The Zora Neale Hurston Florida Education Foundation, Inc. welcomes you to:
March 28, 2020
Fort Pierce, Florida
“A Year of Celebrating, Educating, and Recognizing”
This festival consists of three components: Community Development, African-American Culture, and The Literary Legacy of Zora Neale Hurston. To celebrate, educate, and recognize the literary legacy of Zora Neale Hurston, the foundation seeks papers from multiple disciplines conducting work around the theme of… COMMUNITY.
Deadline for Submissions: February 23, 2020
“I have been in Sorrow's kitchen and licked out all the pots. Then I have stood on the peaky mountain wrapped in rainbows, with a harp and a sword in my hands.”
- Dust Tracks on a Road, Zora Neale Hurston.

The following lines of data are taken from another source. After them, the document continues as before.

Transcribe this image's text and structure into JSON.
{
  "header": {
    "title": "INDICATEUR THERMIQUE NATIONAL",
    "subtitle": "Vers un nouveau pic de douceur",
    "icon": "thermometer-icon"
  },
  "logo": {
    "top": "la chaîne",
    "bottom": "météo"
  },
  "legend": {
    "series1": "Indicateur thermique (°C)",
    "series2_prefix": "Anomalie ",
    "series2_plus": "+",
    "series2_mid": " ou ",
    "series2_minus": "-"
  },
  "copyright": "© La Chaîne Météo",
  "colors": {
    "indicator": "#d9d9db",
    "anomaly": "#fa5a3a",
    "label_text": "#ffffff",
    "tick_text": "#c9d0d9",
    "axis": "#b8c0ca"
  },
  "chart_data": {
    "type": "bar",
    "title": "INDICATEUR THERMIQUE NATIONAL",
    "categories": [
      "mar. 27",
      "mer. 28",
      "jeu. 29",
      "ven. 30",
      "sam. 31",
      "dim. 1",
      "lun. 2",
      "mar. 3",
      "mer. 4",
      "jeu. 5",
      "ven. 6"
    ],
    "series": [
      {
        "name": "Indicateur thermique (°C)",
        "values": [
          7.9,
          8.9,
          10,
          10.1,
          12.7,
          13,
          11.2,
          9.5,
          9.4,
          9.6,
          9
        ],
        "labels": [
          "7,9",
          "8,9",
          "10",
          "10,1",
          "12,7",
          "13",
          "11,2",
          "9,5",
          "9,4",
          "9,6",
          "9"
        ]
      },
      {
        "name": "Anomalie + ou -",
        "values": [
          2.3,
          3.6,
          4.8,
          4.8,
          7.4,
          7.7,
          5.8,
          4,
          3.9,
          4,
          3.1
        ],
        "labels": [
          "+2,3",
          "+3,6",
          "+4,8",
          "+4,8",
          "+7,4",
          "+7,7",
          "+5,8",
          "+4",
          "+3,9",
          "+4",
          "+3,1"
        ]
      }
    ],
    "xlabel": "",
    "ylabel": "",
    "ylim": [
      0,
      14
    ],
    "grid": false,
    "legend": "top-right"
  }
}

Hurston’s words, pinned in her 1942 autobiography, still ring true for many today, the reality that life consists of highs and lows of the human experience. As an anthropologist, ethnographer, recorder, and re-creator of community,Hurston documents the holistic lives of African-Americans, reaping the benefits of the Post-Reconstruction Era, which yielded both new possibilities for the former slave and the reality of Jim Crow and systematic disenfranchisement. Hurston refuses to abandon these communities that represent great fortitude, knowledge, and resiliency.
This conference seeks to explore the idea of community through various perspectives and disciplines. Philosopher, Roberto Esposito states, “Community isn’t a property, nor is it a territory to be separated and defended against those who do not belong to it. Rather, it is a void, a debt, a gift to the other that also reminds us of our constitutive alterity with respect to ourselves” (21). Esposito’s definition of community challenges many to reconsider the ways in which individuals view or perceive others and how they include or exclude others from accessing power and utilizing resources in a geographical area. Therefore, ZoraFest invites rich, academic, and relevant discussions regarding a wide-range of themes, concepts, and ideas of community - as they relate to Hurston’s vast repertoire of work, history, philosophy, anthropology, sociology, economics, the development, maintenance, and growth of marginalized communities.
Please provide an abstract/brief summary of your paper and your whole project. It should have an intro, body and conclusion. It should include a well-developed paragraph, exact wording, and must be understandable to a wide audience.
Abstracts should be no more than 250 words, formatted in Microsoft Word, and single-spaced, using size 12 Times New Roman font. Abstracts highlight major points of your research and explain why your work is important; what your purpose was, how you went about your project, what you learned, and what you concluded.
List all additional co-authors, whether they are or are not presenting, if applicable.